Cliff has driven away from him the people he loves. He alienates Lester who, for whatever reasons, is doing him a favor by hiring him to work on his film. Cliff treats doing honest hack work to provide himself with a grubstake as a challenge to his integrity. Cliff is very full of his integrity since he defines no one, not even public television stations, as having enough integrity to recognize his genius. He also alienates his wife, who is sick of hearing him feel sorry for himself. And he imagines himself to have built up something of a relationship with a production associate on the film he is making about Lester, when she has never encouraged any sexual advances, and who any but the blind can see will land up with Lester. Cliff is so engrossed in his own seriousness that he cannot foresee this easily surmised conclusion. The pain he feels when he finds out about it may partly redeem him in the eyes of the audience, but is for him only a reminder of his continual shortcomings as a person.
Cliff does think one person has integrity. That is Dr. Lewis Levy, a humanist philosopher seen only in scraps on a moviola, but to my ear, at least, someone who issues epigrams that seem rather incisive, considerably beyond the fortune cookie platitudes that are provided by all the Yoda-like characters in movies. Those scraps alone turn Dr. Lewis into another of the large number of fully realized characters whose stories are related and intertwined in this movie, another accomplishment of Allen’s, along with his self-conscious use of theatrical and cinematic clichés, for which he is given insufficient credit, these virtues usually noted by critics as vices: he can’t do more than recite a legend or a story apprehended as a legend; he can’t make his characters sound natural.
But while Cliff can attend to Dr. Levy's integrity, he has difficulty attending to Dr. Levy's content, not really courageous enough to see Dr. Levy as anything but a refuge from what he perceives as Lester's platitudes, even though Lester's pronouncements have as much wisdom as any large scale adages do for those who care to listen and are not blinded by Lester's success. Lester says that Oedipus is funny, and so does Dr. Levy, who simply describes Freud's tragedy as a comedy in which we want to both grow up and never grow up at the same time.
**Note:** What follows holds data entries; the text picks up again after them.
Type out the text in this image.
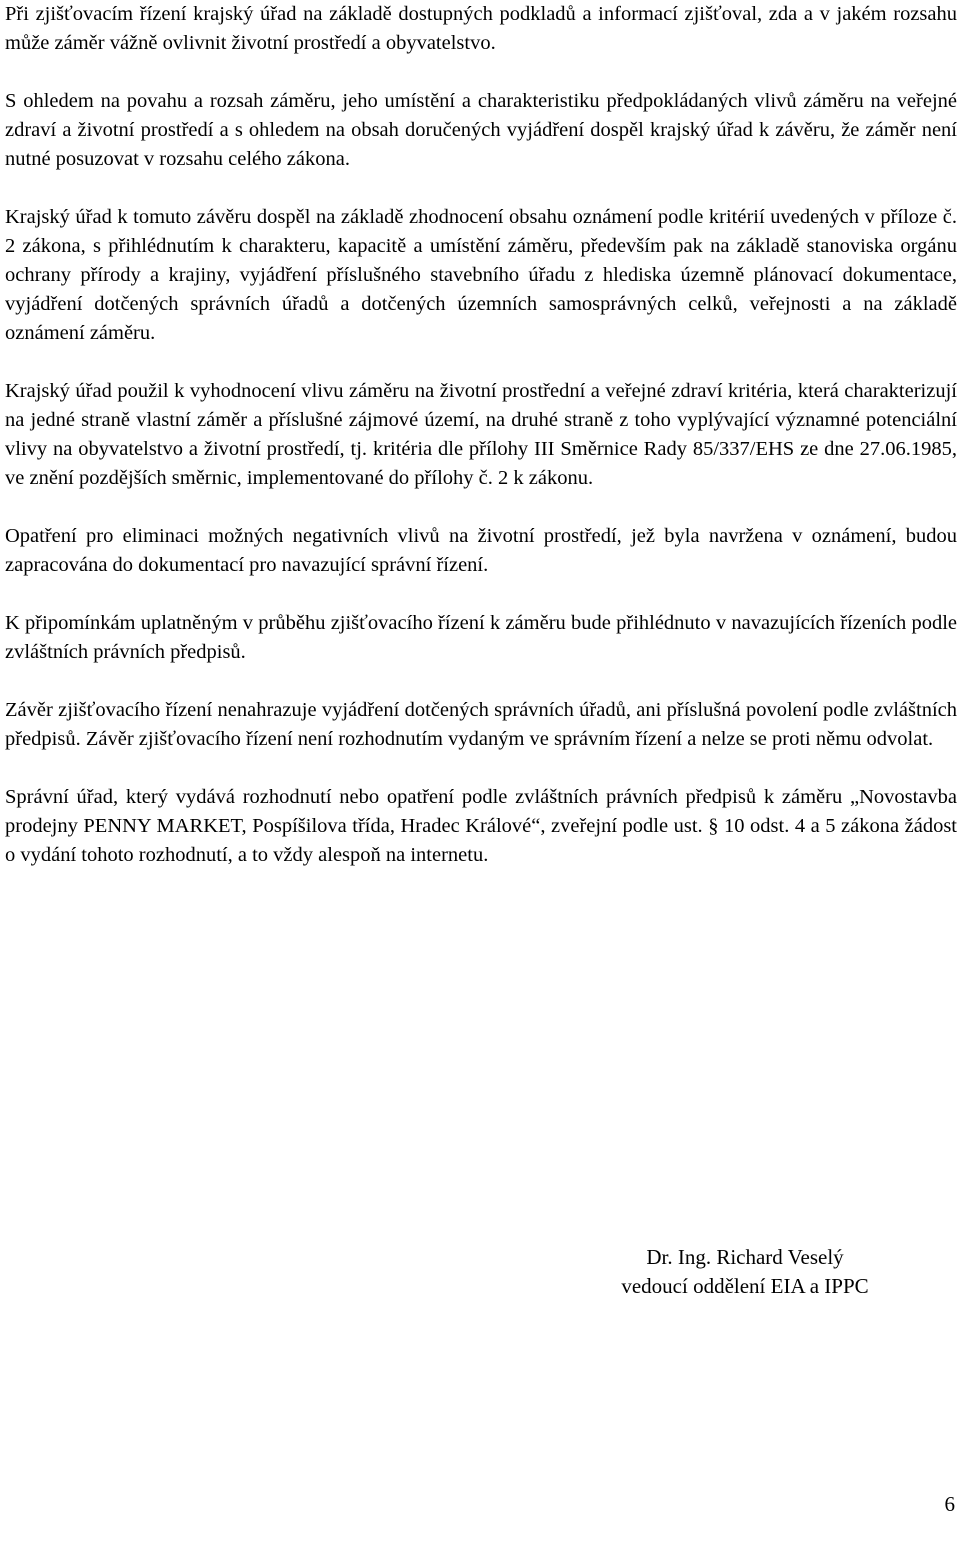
Při zjišťovacím řízení krajský úřad na základě dostupných podkladů a informací zjišťoval, zda a v jakém rozsahu může záměr vážně ovlivnit životní prostředí a obyvatelstvo.

S ohledem na povahu a rozsah záměru, jeho umístění a charakteristiku předpokládaných vlivů záměru na veřejné zdraví a životní prostředí a s ohledem na obsah doručených vyjádření dospěl krajský úřad k závěru, že záměr není nutné posuzovat v rozsahu celého zákona.

Krajský úřad k tomuto závěru dospěl na základě zhodnocení obsahu oznámení podle kritérií uvedených v příloze č. 2 zákona, s přihlédnutím k charakteru, kapacitě a umístění záměru, především pak na základě stanoviska orgánu ochrany přírody a krajiny, vyjádření příslušného stavebního úřadu z hlediska územně plánovací dokumentace, vyjádření dotčených správních úřadů a dotčených územních samosprávných celků, veřejnosti a na základě oznámení záměru.

Krajský úřad použil k vyhodnocení vlivu záměru na životní prostřední a veřejné zdraví kritéria, která charakterizují na jedné straně vlastní záměr a příslušné zájmové území, na druhé straně z toho vyplývající významné potenciální vlivy na obyvatelstvo a životní prostředí, tj. kritéria dle přílohy III Směrnice Rady 85/337/EHS ze dne 27.06.1985, ve znění pozdějších směrnic, implementované do přílohy č. 2 k zákonu.

Opatření pro eliminaci možných negativních vlivů na životní prostředí, jež byla navržena v oznámení, budou zapracována do dokumentací pro navazující správní řízení.

K připomínkám uplatněným v průběhu zjišťovacího řízení k záměru bude přihlédnuto v navazujících řízeních podle zvláštních právních předpisů.

Závěr zjišťovacího řízení nenahrazuje vyjádření dotčených správních úřadů, ani příslušná povolení podle zvláštních předpisů. Závěr zjišťovacího řízení není rozhodnutím vydaným ve správním řízení a nelze se proti němu odvolat.

Správní úřad, který vydává rozhodnutí nebo opatření podle zvláštních právních předpisů k záměru „Novostavba prodejny PENNY MARKET, Pospíšilova třída, Hradec Králové“, zveřejní podle ust. § 10 odst. 4 a 5 zákona žádost o vydání tohoto rozhodnutí, a to vždy alespoň na internetu.

Dr. Ing. Richard Veselý
vedoucí oddělení EIA a IPPC
6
Lewis Levy, whose name and biography raises Primo Levi to mind, kills himself, and Lester takes this as proof that the man is no longer a fit subject for a portrait of a wise man, and so self-censors himself into yet another failed project because of his own lack of imagination, rather than because circumstances have one again provided an excuse by failing him.
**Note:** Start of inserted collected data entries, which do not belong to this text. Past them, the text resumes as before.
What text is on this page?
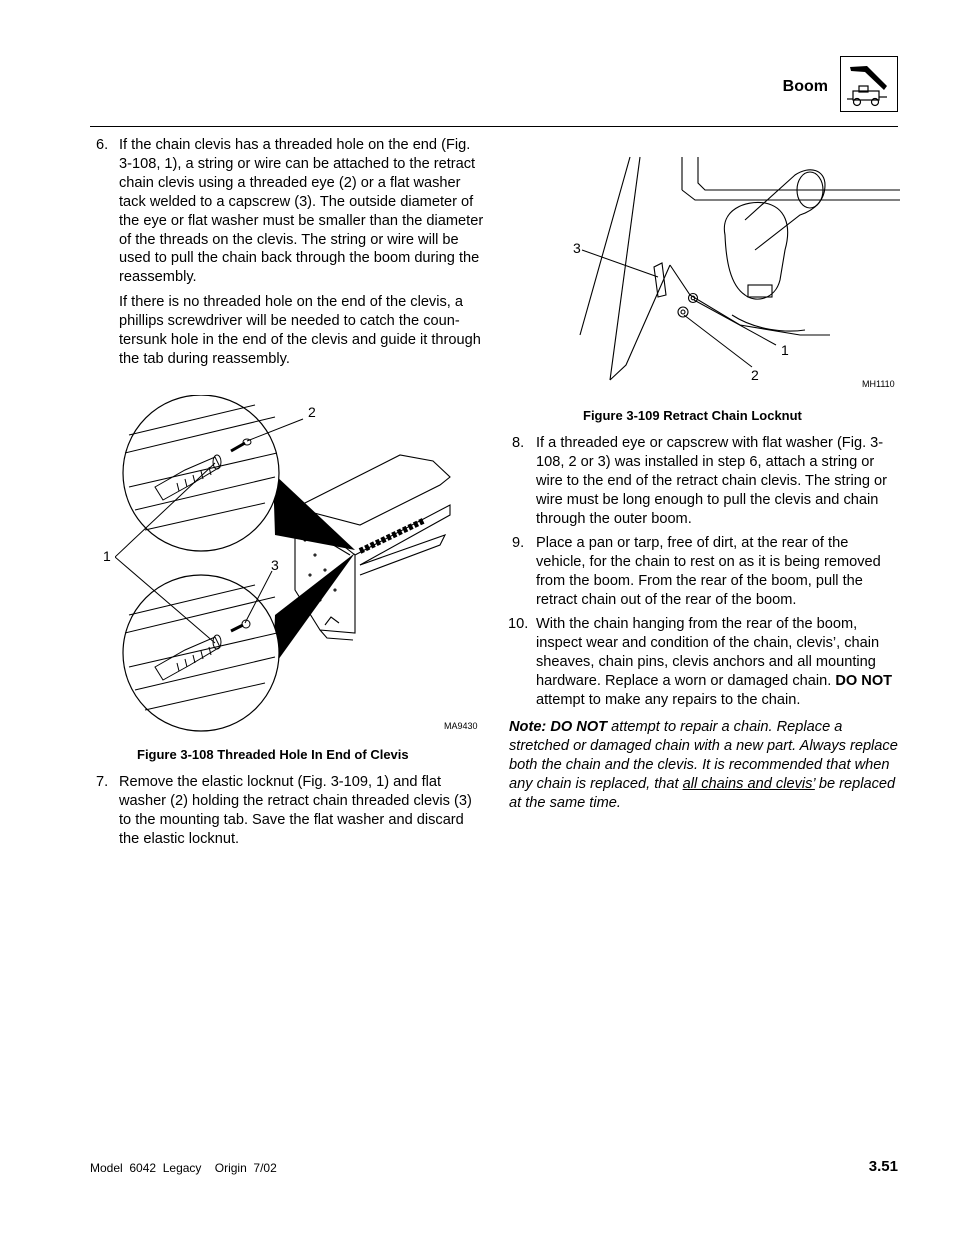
Boom
6. If the chain clevis has a threaded hole on the end (Fig. 3-108, 1), a string or wire can be attached to the retract chain clevis using a threaded eye (2) or a flat washer tack welded to a capscrew (3). The outside diameter of the eye or flat washer must be smaller than the diameter of the threads on the clevis. The string or wire will be used to pull the chain back through the boom during the reassembly.
If there is no threaded hole on the end of the clevis, a phillips screwdriver will be needed to catch the coun-tersunk hole in the end of the clevis and guide it through the tab during reassembly.
2
1
3
MA9430
Figure 3-108 Threaded Hole In End of Clevis
7. Remove the elastic locknut (Fig. 3-109, 1) and flat washer (2) holding the retract chain threaded clevis (3) to the mounting tab. Save the flat washer and discard the elastic locknut.
3
1
2
MH1110
Figure 3-109 Retract Chain Locknut
8. If a threaded eye or capscrew with flat washer (Fig. 3-108, 2 or 3) was installed in step 6, attach a string or wire to the end of the retract chain clevis. The string or wire must be long enough to pull the clevis and chain through the outer boom.
9. Place a pan or tarp, free of dirt, at the rear of the vehicle, for the chain to rest on as it is being removed from the boom. From the rear of the boom, pull the retract chain out of the rear of the boom.
10. With the chain hanging from the rear of the boom, inspect wear and condition of the chain, clevis’, chain sheaves, chain pins, clevis anchors and all mounting hardware. Replace a worn or damaged chain. DO NOT attempt to make any repairs to the chain.
Note: DO NOT attempt to repair a chain. Replace a stretched or damaged chain with a new part. Always replace both the chain and the clevis. It is recommended that when any chain is replaced, that all chains and clevis’ be replaced at the same time.
Model  6042  Legacy    Origin  7/02	3.51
Levy's life, in fact, is tribute to one of Lester's most repeated epigrams, that comedy bends, but tragedy breaks. Cliff is comic because he and his sister recover from their embarrassments and their narrowness of character. Judah Rosenthal, on the other hand, is healthy minded enough to be tragic. He does break, but his fracture is healed. He has recognized the seriousness of what he has done, in the midst of the plentitude of his life, and is capable of loving his wife and his family even if he has done something awful, though the point to be made is that it is clear that he was pushed to murder, that his mistress would have been willing to do nothing less than ruin his life, and so that however wrong it might have been, it was an act of choice, rather than a fatal attraction resolved through a plot device.
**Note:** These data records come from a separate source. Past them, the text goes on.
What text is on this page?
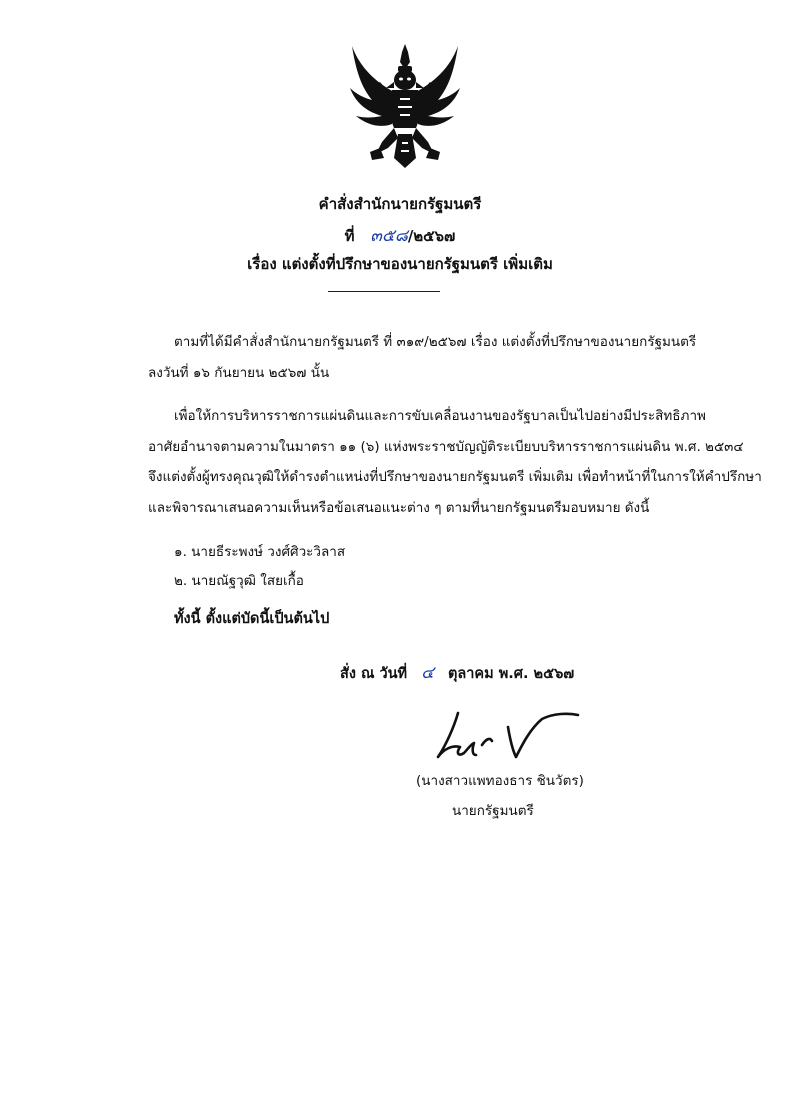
คำสั่งสำนักนายกรัฐมนตรี
ที่ ๓๕๘/๒๕๖๗
เรื่อง แต่งตั้งที่ปรึกษาของนายกรัฐมนตรี เพิ่มเติม

ตามที่ได้มีคำสั่งสำนักนายกรัฐมนตรี ที่ ๓๑๙/๒๕๖๗ เรื่อง แต่งตั้งที่ปรึกษาของนายกรัฐมนตรี

ลงวันที่ ๑๖ กันยายน ๒๕๖๗ นั้น

เพื่อให้การบริหารราชการแผ่นดินและการขับเคลื่อนงานของรัฐบาลเป็นไปอย่างมีประสิทธิภาพ

อาศัยอำนาจตามความในมาตรา ๑๑ (๖) แห่งพระราชบัญญัติระเบียบบริหารราชการแผ่นดิน พ.ศ. ๒๕๓๔

จึงแต่งตั้งผู้ทรงคุณวุฒิให้ดำรงตำแหน่งที่ปรึกษาของนายกรัฐมนตรี เพิ่มเติม เพื่อทำหน้าที่ในการให้คำปรึกษา

และพิจารณาเสนอความเห็นหรือข้อเสนอแนะต่าง ๆ ตามที่นายกรัฐมนตรีมอบหมาย ดังนี้

๑. นายธีระพงษ์ วงศ์ศิวะวิลาส
๒. นายณัฐวุฒิ ใสยเกื้อ
ทั้งนี้ ตั้งแต่บัดนี้เป็นต้นไป
สั่ง ณ วันที่ ๔ ตุลาคม พ.ศ. ๒๕๖๗
(นางสาวแพทองธาร ชินวัตร)
นายกรัฐมนตรี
Critics misread “Crimes and Misdemeanors” as primarily about crime. Rather, the portrait of crime is the baseline against which to compare the true subject of the movie: misdemeanors compared. We are all well aware that criminals do go free in this life at least, and so that is hardly a question, even though it is the one that was on the front page of the New York Times Art and Leisure Section when the movie first came out. The point is that God does provide forgiveness for criminal acts, and not only in an afterlife or for the state of one's soul. David was favored by God even after he had arranged for the death of Bathsheba's husband. And if God can forgive a person, why can’t that person be prosperous afterwards? Otherwise they would not have been truly forgiven.
The fact that people get away with murder and are even, in most respects, good people, does not shatter the moral order of the universe, anymore than does the blindness of the Rabbi, a good and loving man who does not mock God. Allen is simply reminding his audience of Biblical truths, that good people do suffer, and for no good reason, while people who do bad can prosper, because God does forgive. The moral order of the universe is not equivalent to its natural order. It does not pay off, sooner or later, like some honest slot machine, which keeps only some small surplus of the world's goodness for itself.
The framing moral truth for the morality play made up of the contrasting stories of Cliff and Judah is provided by the first moviola scrap heard from Dr. Levy, who serves as the voice of God while Ben serves as His best example. Dr. Levy says that God shows concern for mankind while yet requiring that mankind be moral, and yet God goes on to require the sacrifice of Isaac, even though that does not seem to be moral nor an expression of great concern for mankind. Dr. Levy concludes that it is beyond our capacity to imagine a completely compassionate God, which strikes me as a rather fresh and accurate way of putting the matter: a truly compassionate God requires is an entity beyond the imagination of a God who is, first of all, a Lord, akin to a lord of the manor who has power over his underlings or the leader of a nation who holds sway over their minds. How do we separate the idea of God from the idea of hierarchy?
Allen's movie turns that theological insight into an evolutionary statement. We have come to understand a God compassionate enough to forgive murderers, even if such an understanding is not shared by most of the movie audience, but only by religious people like the virtuous Ben and the only sometimes virtuous Judah. But we have not yet come to even conceive of a God who can acknowledge, who is not blind to, misdemeanors, much less to forgive the remorseless and unending damage of our misdemeanors to our souls.
Misdemeanors can be glossed as the cause, substance and consequences of all of those petty deceits and betrayals which are not reducible to a single definitive act, but are the accumulation of all the minor flaws in character that make a person small and pathetic. Woody Allen suggests that there is no forgiveness for that, at least not yet, no way to redeem such a personality into the world of wholeness, and so the lives of such people contain one failure of nerve or imagination or love after another, ever diminishing their ability to confront new challenges. People may have invented formulas whereby God has come to grips with tragedy and moral weakness, but they have not invented formulas whereby God has come to grips with comedy and faults of character. It is as if God has neglected Cliff, the Woody Allen persona. God had found no room for him in His universe.
Woody Allen is very hard on the Woody Allen persona in this movie. Earlier, the persona was a comic figure who might have and sometimes did get the girl because his failures came from a too great perceptiveness about the world which made him unfit him for it, a gawky early Charlie Chaplin tramp, rather than a later, mellowed and melodramatic and pathetic tramp. But the Woody Allen persona, by the time of “Crimes and Misdemeanors”, is not very loveable. His weaknesses are his own rather than those of the world. His emotions are superficial rather than of a brittle incisiveness. The final comparison is not with Lester or with Judah, but with Ben who, even though blind, dances joyfully with his daughter at her wedding, thankful for the richness of the gifts he can appreciate, which Judah had for a while forgotten and which Cliff can never know. The image of the father dancing with his daughter is certainly a popular symbol of deeper values, acknowledged as such at family ceremonial occasions, and so accessible to any audience, and so a very stark and yet emotionally rich image with which to sum up and close this very moral movie.